President Kennedy reintroduced the medal in 1963 to honor distinguished civilian service in peacetime. The award is presented annually, and the president may select the recipients himself or consider recommendations made by the Distinguished Civilian Service Awards Board. Unlike other U.S. awards, the Presidential Medal of Freedom may be awarded to non-citizens.
Former Medal of Freedom recipients have included Henry Kissinger, John Wayne, Nelson Rockefeller, Anwar Sadat, Hubert Humphrey, Ronald Reagan and Mother Teresa.
"Do Your Best, Keep Your Promises"
Heston, who starred in such films as "The Ten Commandments," "Ben Hur" and "Planet of the Apes," has dedicated most of his life to civil rights activism and has just completed an unprecedented five-year term as NRA president.

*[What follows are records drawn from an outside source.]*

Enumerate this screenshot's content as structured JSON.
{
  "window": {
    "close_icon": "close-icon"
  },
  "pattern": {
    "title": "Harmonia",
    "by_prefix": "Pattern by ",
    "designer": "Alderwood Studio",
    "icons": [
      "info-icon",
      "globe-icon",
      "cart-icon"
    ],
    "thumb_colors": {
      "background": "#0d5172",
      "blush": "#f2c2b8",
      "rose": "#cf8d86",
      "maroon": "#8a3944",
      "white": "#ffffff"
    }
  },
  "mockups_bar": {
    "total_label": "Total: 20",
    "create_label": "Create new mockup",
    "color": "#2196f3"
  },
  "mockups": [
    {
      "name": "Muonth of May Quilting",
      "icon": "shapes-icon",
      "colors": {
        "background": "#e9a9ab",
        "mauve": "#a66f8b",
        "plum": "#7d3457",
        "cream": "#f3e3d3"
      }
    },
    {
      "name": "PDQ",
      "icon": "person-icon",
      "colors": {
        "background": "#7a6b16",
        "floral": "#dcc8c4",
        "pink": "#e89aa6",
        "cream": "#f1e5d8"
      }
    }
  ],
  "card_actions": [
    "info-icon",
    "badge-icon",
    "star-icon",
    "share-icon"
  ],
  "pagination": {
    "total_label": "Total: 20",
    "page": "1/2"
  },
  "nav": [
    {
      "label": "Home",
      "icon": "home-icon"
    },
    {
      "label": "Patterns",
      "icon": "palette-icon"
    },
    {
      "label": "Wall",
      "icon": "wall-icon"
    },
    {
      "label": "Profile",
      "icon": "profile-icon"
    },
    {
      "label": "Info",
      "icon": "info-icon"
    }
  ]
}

He was quite moved to receive the Medal of Freedom, a concept he believes in strongly and protects dearly.
"I am very humbled and honored today, and grateful to President Bush for his generosity in allowing my family to share in this moment," Heston commented. "My life`s work, recognized on this deeply moving occasion, would be nothing had not my lovely wife, Lydia, been by my side all these years. I share this honor with her, and with my children and grandchildren, the next generation of free Americans.
"Thomas Wolfe wrote that America is`... the only fabulous country, where miracles not only happen, they happen all the time.`
"The life of this once-scrawny kid from the Michigan woods, who tried to heed his father`s advice to, `Do your best, keep your promises,` has indeed been a miracle. May God bless you all, and God bless the United States of America."